Johnson & Johnson has submitted a Type II variation application to the European Medicines Agency (EMA) seeking approval for TECVAYLI® (teclistamab) monotherapy in adult patients with relapsed/refractory multiple myeloma (RRMM) after at least one prior therapy. This teclistamab multiple myeloma regulatory filing draws on Phase 3 MajesTEC-9 trial data, showing teclistamab’s superiority over standard regimens with a 71% reduction in progression or death risk (HR 0.29; 95% CI 0.23-0.38) and 40% lower mortality risk (HR 0.60; 95% CI 0.43-0.83) in patients mostly refractory to anti-CD38 antibodies and lenalidomide. It aims to establish teclistamab multiple myeloma therapy as a potential second-line standard, tackling unmet needs in relapsed patients with few options.
MajesTEC-9 Delivers PFS and OS Wins
The MajesTEC-9 trial highlights teclistamab multiple myelomas transformative edge in earlier-line RRMM, outperforming pomalidomide, bortezomib, and dexamethasone (PVd) or carfilzomib and dexamethasone (Kd) on progression-free survival (PFS) and overall survival (OS). Among 614 patients with 1-3 prior lines—85% refractory to anti-CD38 therapies and 79% to lenalidomide, over 90% to their last regimen—teclistamab cut progression or death risk by 71%. An Independent Data Monitoring Committee recommended early unblinding. These findings extend teclistamab’s profile, approved in Europe in 2022 for three-plus prior lines and 2023 for reduced dosing (1.5 mg/kg biweekly post-complete response), as a bispecific T-cell engager hitting BCMA and CD3.
Phase 3 Rigor Backs Safety and Endpoints
MajesTEC-9 (NCT05572515), an ongoing randomized Phase 3 trial, pitted subcutaneous teclistamab against PVd or Kd in RRMM after 1-3 lines, requiring prior anti-CD38 and lenalidomide. Primary endpoints: PFS and cytokine release syndrome (CRS) severity. Secondaries included complete response or better (≥CR), response duration, time to next therapy, PFS2, OS, adverse events, and quality of life via EORTC QLQ-C30. Safety matched prior data—manageable, no new signals—with infections handled via monitoring, immunoglobulins, and prophylaxis. This design validates claims in a refractory group where relapses speed up and remissions fade.
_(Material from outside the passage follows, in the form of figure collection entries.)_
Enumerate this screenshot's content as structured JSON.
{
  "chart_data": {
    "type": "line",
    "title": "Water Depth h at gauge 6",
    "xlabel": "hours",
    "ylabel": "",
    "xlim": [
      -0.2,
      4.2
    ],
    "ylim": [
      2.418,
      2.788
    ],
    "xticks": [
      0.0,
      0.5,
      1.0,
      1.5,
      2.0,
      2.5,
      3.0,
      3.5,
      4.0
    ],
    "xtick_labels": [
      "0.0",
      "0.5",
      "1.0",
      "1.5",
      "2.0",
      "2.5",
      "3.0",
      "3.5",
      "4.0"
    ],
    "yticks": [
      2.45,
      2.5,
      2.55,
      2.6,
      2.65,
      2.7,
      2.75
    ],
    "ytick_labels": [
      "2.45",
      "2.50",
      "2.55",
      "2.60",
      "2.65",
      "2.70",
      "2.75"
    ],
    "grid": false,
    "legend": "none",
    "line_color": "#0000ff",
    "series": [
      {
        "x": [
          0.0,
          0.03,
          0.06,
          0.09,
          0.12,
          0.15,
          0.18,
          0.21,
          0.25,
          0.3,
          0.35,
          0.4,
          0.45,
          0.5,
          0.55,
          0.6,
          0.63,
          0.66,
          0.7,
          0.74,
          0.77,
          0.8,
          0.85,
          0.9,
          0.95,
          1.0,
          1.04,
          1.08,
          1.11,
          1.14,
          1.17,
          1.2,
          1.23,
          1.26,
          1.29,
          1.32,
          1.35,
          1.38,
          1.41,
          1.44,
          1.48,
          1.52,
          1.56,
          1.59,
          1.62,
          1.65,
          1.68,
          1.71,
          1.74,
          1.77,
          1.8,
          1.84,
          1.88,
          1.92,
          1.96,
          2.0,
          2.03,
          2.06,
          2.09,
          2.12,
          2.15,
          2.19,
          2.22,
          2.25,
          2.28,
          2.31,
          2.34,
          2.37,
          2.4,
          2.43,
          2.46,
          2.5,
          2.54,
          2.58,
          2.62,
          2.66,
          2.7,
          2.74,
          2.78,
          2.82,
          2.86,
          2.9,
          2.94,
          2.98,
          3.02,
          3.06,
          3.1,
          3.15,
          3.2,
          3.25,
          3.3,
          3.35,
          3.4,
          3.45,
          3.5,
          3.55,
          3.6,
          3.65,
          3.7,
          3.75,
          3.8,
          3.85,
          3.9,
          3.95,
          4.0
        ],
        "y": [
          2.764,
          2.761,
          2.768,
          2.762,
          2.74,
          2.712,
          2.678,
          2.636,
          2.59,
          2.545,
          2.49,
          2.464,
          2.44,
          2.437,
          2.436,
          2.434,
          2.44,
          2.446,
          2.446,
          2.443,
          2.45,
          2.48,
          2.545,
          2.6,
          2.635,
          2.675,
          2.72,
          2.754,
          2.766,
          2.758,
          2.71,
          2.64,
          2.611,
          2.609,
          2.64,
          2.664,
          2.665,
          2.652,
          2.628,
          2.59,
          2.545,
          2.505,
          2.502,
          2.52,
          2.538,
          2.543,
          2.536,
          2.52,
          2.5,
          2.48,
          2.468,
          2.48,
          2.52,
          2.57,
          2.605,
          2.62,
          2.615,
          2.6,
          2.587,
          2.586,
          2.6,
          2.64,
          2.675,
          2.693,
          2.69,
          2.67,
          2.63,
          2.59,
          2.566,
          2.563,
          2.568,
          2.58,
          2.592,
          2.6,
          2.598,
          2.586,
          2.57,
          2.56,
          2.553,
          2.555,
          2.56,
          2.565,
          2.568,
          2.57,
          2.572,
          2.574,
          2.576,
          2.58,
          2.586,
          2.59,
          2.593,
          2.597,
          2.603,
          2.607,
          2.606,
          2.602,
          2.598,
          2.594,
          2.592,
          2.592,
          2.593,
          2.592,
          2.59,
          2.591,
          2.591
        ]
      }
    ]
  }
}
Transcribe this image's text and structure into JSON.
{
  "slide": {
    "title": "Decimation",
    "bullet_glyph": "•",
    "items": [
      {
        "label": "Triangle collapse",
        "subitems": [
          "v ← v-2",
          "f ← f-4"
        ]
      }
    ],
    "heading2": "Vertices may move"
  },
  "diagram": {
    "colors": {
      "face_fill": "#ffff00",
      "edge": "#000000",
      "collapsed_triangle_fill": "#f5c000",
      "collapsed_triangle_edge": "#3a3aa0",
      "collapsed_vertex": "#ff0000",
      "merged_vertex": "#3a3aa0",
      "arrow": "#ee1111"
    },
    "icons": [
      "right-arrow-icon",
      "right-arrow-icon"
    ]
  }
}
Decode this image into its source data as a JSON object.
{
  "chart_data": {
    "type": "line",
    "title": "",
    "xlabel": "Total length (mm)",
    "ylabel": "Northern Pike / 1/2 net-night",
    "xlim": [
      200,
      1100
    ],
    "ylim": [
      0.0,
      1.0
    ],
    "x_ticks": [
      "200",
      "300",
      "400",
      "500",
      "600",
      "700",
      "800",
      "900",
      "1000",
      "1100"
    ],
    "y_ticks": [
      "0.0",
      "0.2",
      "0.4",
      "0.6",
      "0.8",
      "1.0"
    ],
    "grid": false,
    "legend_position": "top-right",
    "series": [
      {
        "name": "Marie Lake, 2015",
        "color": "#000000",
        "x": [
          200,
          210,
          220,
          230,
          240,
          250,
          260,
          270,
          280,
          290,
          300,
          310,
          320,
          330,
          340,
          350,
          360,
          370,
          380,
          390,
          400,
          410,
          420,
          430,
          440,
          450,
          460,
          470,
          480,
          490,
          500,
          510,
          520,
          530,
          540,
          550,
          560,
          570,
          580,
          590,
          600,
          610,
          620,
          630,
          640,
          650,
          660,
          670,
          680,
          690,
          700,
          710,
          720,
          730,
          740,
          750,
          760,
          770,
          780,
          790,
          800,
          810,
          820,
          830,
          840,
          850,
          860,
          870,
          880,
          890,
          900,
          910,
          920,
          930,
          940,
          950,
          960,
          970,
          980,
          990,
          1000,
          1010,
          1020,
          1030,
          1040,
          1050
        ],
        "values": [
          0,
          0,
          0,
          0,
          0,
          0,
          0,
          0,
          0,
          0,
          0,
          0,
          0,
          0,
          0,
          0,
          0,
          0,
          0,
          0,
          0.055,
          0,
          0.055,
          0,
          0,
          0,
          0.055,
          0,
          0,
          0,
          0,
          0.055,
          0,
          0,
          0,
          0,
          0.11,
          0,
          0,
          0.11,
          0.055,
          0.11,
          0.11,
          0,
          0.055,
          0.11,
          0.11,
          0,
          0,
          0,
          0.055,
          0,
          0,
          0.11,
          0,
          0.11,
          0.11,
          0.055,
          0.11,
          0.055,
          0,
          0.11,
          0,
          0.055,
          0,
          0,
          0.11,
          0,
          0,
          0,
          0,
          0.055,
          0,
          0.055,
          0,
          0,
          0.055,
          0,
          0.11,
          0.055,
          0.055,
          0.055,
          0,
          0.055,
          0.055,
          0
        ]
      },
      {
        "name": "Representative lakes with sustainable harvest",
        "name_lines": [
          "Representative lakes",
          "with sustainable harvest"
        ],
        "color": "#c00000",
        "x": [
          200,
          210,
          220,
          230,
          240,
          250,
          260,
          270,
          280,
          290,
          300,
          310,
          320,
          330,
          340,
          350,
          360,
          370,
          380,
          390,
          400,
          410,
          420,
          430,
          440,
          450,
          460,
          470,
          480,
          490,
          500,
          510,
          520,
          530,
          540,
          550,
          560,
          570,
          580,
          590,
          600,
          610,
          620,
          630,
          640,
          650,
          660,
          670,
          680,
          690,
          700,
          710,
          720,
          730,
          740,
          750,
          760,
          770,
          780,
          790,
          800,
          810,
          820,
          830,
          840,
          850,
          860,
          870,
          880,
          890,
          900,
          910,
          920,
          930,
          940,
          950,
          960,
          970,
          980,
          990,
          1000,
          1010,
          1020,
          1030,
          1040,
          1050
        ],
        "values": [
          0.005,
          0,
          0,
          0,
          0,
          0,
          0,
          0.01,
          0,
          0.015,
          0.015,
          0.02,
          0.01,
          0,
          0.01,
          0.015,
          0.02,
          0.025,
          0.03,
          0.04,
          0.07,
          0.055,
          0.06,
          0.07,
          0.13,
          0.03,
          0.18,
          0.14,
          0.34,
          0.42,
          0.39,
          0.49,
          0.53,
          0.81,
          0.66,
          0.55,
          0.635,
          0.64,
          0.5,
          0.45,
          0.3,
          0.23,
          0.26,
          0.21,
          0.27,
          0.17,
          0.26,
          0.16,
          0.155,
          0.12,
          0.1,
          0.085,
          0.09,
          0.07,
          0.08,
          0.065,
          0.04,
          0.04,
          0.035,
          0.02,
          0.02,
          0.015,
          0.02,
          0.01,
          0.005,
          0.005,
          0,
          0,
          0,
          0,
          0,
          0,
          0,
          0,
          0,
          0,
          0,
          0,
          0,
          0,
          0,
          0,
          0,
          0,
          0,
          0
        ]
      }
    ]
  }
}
HEOR and Access Boost from Bispecific Shift
Second-line teclistamab multiple myeloma approval could transform health economics, positioning bispecifics earlier to prolong PFS and OS, cut escalation costs in a disease hitting 35,000+ new EU cases yearly (22,700 deaths in 2022). The 71% PFS and 40% OS gains versus PVd/Kd boost cost-effectiveness for BCMA therapies in refractory patients lacking community options. Payers may benchmark against triplets, weighing CRS protocols, subcutaneous ease, and sustained responses versus CAR-T complexity—favoring off-the-shelf immunotherapy in relapses.